# Green's function for Half space and Dirichlet problem for Laplace Operator

Part 1. I know how to find and prove the Green's function for Laplace operator with Dirichlet boundary condition. However, I have a question in this regard. It is well known that if $$\Omega$$ is smooth, bounded domain, then for any function $$u \in C^2(\bar \Omega)$$, we have $$u(\xi) = \int_{\partial \Omega} \left(u(x) \frac{\partial G(x ,\xi)}{\partial n_x} \right) dS_x$$ where $$G(x,\xi)$$ is the Green function, and $$n_x$$ is the unit exterior normal vector, and the formula is known as Poisson integral. The smooth and bounded requirement on $$\Omega$$ is coming from Green's identities, which itself rooted in divergence theorem. My question here is that in MCOWEN's book page 119, the above formula is used on $$\Omega = \mathbb{R}^n_{+} = \{x \in \mathbb{R}^n: x_n >0 \}$$, i.e. the upper half space, to calculate the solution to the Laplace problem with Dirichlet boundary. In fact, $$n_x = - x_n$$ and the calculation is straightforward. This is while such $$\Omega$$ set is not bounded. How do they manage to use the formula without boundedness?

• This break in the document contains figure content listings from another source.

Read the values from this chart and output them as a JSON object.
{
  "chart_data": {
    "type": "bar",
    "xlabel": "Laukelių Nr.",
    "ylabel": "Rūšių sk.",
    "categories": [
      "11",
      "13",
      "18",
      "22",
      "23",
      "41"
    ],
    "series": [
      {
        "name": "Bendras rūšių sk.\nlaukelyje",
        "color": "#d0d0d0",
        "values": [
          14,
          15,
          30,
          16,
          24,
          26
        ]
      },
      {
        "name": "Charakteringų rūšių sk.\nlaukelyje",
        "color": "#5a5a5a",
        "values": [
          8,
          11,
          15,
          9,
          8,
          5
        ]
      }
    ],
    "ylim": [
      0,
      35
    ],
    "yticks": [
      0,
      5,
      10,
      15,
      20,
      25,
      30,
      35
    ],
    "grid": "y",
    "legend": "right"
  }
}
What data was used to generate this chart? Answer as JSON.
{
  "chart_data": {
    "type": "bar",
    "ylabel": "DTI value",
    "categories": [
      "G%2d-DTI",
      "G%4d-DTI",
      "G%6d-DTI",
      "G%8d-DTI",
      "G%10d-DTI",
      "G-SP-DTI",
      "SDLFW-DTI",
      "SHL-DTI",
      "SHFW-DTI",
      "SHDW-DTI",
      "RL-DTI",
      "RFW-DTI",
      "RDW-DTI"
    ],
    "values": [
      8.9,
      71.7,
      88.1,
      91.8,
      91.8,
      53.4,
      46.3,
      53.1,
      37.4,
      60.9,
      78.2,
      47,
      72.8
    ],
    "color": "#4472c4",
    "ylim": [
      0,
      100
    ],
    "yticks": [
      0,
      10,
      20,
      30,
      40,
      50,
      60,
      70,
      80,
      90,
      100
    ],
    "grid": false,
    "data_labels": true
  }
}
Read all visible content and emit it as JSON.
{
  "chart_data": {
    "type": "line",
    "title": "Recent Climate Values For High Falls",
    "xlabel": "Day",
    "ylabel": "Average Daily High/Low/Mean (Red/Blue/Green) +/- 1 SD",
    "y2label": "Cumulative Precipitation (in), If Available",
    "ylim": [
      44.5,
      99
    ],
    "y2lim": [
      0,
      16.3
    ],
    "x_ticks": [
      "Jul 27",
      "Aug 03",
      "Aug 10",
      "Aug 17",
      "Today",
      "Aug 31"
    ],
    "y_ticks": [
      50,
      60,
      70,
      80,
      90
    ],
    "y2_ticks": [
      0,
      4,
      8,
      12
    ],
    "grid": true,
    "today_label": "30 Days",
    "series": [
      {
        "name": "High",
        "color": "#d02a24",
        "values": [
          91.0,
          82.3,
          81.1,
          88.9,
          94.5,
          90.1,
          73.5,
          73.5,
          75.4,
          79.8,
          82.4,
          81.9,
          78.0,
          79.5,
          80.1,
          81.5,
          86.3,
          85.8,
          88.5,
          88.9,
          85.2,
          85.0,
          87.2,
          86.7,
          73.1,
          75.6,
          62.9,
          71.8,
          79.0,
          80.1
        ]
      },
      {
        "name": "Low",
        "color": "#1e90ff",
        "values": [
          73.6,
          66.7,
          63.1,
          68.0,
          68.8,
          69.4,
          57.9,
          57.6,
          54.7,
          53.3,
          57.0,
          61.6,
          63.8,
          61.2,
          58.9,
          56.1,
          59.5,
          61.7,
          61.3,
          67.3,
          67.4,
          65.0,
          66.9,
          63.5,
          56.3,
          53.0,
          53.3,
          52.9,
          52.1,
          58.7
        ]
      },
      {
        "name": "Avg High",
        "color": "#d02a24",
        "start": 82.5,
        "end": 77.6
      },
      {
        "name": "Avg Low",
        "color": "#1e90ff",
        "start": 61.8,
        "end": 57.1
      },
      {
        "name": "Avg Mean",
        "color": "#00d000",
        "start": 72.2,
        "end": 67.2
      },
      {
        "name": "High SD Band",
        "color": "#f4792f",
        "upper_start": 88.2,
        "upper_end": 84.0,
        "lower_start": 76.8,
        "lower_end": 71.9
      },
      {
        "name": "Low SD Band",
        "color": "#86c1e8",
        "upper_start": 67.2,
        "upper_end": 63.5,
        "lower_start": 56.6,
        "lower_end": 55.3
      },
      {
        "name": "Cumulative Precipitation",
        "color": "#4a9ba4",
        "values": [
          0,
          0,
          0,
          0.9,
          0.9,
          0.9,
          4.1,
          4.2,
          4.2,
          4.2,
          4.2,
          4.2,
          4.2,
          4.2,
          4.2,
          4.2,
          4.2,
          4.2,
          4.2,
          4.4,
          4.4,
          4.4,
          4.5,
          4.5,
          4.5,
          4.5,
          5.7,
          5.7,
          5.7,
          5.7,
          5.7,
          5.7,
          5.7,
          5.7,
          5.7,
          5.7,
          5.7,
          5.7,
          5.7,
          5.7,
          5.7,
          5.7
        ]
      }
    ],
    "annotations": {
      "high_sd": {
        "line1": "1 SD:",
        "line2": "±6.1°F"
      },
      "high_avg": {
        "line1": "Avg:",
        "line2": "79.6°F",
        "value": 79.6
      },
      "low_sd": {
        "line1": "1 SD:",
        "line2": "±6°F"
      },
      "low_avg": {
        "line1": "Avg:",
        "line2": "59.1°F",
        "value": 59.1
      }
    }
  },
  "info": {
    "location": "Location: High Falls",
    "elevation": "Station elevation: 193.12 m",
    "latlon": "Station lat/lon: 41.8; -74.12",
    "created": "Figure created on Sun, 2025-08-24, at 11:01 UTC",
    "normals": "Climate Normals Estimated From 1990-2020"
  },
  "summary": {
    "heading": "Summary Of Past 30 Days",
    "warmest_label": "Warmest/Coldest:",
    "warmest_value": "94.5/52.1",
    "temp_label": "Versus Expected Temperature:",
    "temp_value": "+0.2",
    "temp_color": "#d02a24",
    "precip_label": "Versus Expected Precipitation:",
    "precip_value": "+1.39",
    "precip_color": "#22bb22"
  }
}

Part 2. In the construction of Green's function, we mentioned that if we know that the problem \begin{equation*} \begin{aligned} \Delta u &= 0 , \quad \text{in } \Omega,\\ u & = g, \quad \text{on } \partial \Omega \end{aligned}\end{equation*} has a solution $$u \in C^2(\bar \Omega)$$, then this solution should satisfies $$\begin{equation*} u(\xi) = \int_{ \partial \Omega} g(x) \frac{\partial G(x, \xi)}{\partial n_x} dS_x. \end{equation*}$$ However, when we find the solution for Dirichlet problem using Green's function, both in half space and on a ball, the solution $$u \in C^{\infty }(\Omega) \cap C(\bar \Omega)$$. This means we don't get $$C^2(\bar \Omega)$$, and not even $$C^2(\Omega) \cap C^1(\bar \Omega)$$. Is this not contradiction to the constructino of the problem?